Our consensus opinion was that given all the facts we knew about publishing research in accounting that a tough but achievable standard for top-tier accounting departments to set as the standard for promotion and tenure was four insightful top tier accounting publications plus a couple of other contributions. Top tier being defined as American Three or North American 4/5 or Top Five (RAS or AOS excluded). We all knew that at least in the USA folks cannot list more journals then the have fingers and thumb on one hand so it is hard to make the case for the FT6 accounting journals. In other words if we talk management accounting for a moment a “stretch” but not an impossible goal for a well trained, well motivated new PhD with the resources of a major accounting department, likely with a doctoral program (albeit there are noticeable exceptions Notre Dame, Boston College and the like) behind them.
Yet at the same time we know that many schools state the target at six A level publications (as defined in the previous paragraph) with a handful saying more? What sort of dysfunctional choices does that lead young academics to having a target that is well beyond “stretch”? The BYU boys report that the median publications of promoted faculty in the top 15 US MBA business school is 5.9! So are we setting a reasonable target when only scholars at the top 15 US MBA program have on average achieved that benchmark (i.e. 50% of all those promoted had six publications) ??????? What about 1/3 promoted at these top institutions that did not have the magic number 6???? Were those mistakes?????

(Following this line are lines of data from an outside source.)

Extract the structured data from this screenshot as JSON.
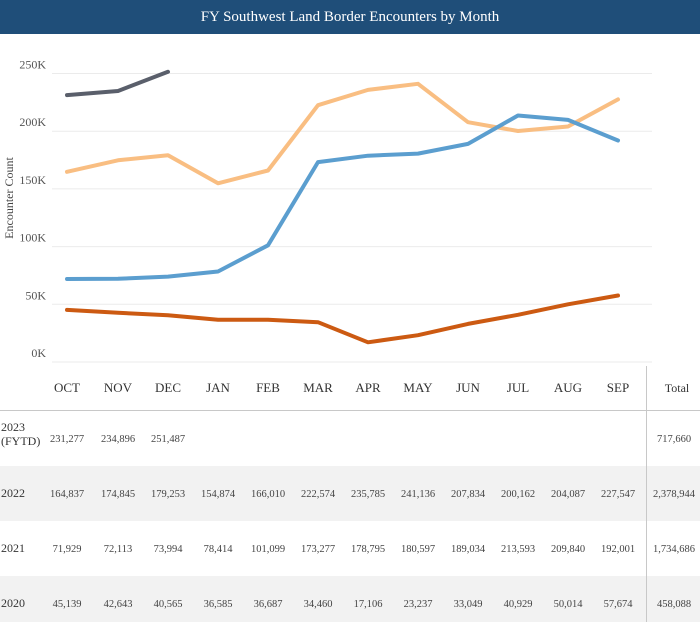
{
  "title": "FY Southwest Land Border Encounters by Month",
  "chart_data": {
    "type": "line",
    "title": "FY Southwest Land Border Encounters by Month",
    "xlabel": "",
    "ylabel": "Encounter Count",
    "ylim": [
      0,
      260000
    ],
    "y_ticks": [
      0,
      50000,
      100000,
      150000,
      200000,
      250000
    ],
    "y_tick_labels": [
      "0K",
      "50K",
      "100K",
      "150K",
      "200K",
      "250K"
    ],
    "grid": true,
    "categories": [
      "OCT",
      "NOV",
      "DEC",
      "JAN",
      "FEB",
      "MAR",
      "APR",
      "MAY",
      "JUN",
      "JUL",
      "AUG",
      "SEP"
    ],
    "series": [
      {
        "name": "2023\n(FYTD)",
        "color": "#5a5f6b",
        "values": [
          231277,
          234896,
          251487,
          null,
          null,
          null,
          null,
          null,
          null,
          null,
          null,
          null
        ]
      },
      {
        "name": "2022",
        "color": "#f9be82",
        "values": [
          164837,
          174845,
          179253,
          154874,
          166010,
          222574,
          235785,
          241136,
          207834,
          200162,
          204087,
          227547
        ]
      },
      {
        "name": "2021",
        "color": "#5b9ecf",
        "values": [
          71929,
          72113,
          73994,
          78414,
          101099,
          173277,
          178795,
          180597,
          189034,
          213593,
          209840,
          192001
        ]
      },
      {
        "name": "2020",
        "color": "#cc5a12",
        "values": [
          45139,
          42643,
          40565,
          36585,
          36687,
          34460,
          17106,
          23237,
          33049,
          40929,
          50014,
          57674
        ]
      }
    ]
  },
  "table": {
    "total_header": "Total",
    "rows": [
      {
        "label": "2023\n(FYTD)",
        "cells": [
          "231,277",
          "234,896",
          "251,487",
          "",
          "",
          "",
          "",
          "",
          "",
          "",
          "",
          ""
        ],
        "total": "717,660"
      },
      {
        "label": "2022",
        "cells": [
          "164,837",
          "174,845",
          "179,253",
          "154,874",
          "166,010",
          "222,574",
          "235,785",
          "241,136",
          "207,834",
          "200,162",
          "204,087",
          "227,547"
        ],
        "total": "2,378,944"
      },
      {
        "label": "2021",
        "cells": [
          "71,929",
          "72,113",
          "73,994",
          "78,414",
          "101,099",
          "173,277",
          "178,795",
          "180,597",
          "189,034",
          "213,593",
          "209,840",
          "192,001"
        ],
        "total": "1,734,686"
      },
      {
        "label": "2020",
        "cells": [
          "45,139",
          "42,643",
          "40,565",
          "36,585",
          "36,687",
          "34,460",
          "17,106",
          "23,237",
          "33,049",
          "40,929",
          "50,014",
          "57,674"
        ],
        "total": "458,088"
      }
    ]
  }
}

I ran a few numbers using my love-hate BYU data base.
2007-2013 there were a total across all ranks of about 95 accounting authors had six or more publications in the FT6.
2000-2007 there were a total across all ranks of about 95 (no typo) accounting authors had six or more publications in the FT 6.
NOTE that is across ALL ranks. As I read through the former list I was able to safely say that over 60% of those on the list were folks that began the year 2007 safely tenured many of them being full professors.
As you know, we have a couple of papers on this. We put a lot of the data online and so you can find it at http://www.byuaccounting.net/tenure/main.php. What I think is a particularly interesting look at the data is to just look at the distribution of successfully promoted faculty at the top 75 institutions (http://www.byuaccounting.net/tenure/assocdecile.php). If you do this, then about 50% of the successfully promoted professors (going from assistant to associate) have 4 “As.” About 15% have 6 or more. What should be the “magic” number (or should there even be a number) is a great question for the academy to debate.
If you want any additional numbers, I’d be happy to try and produce them.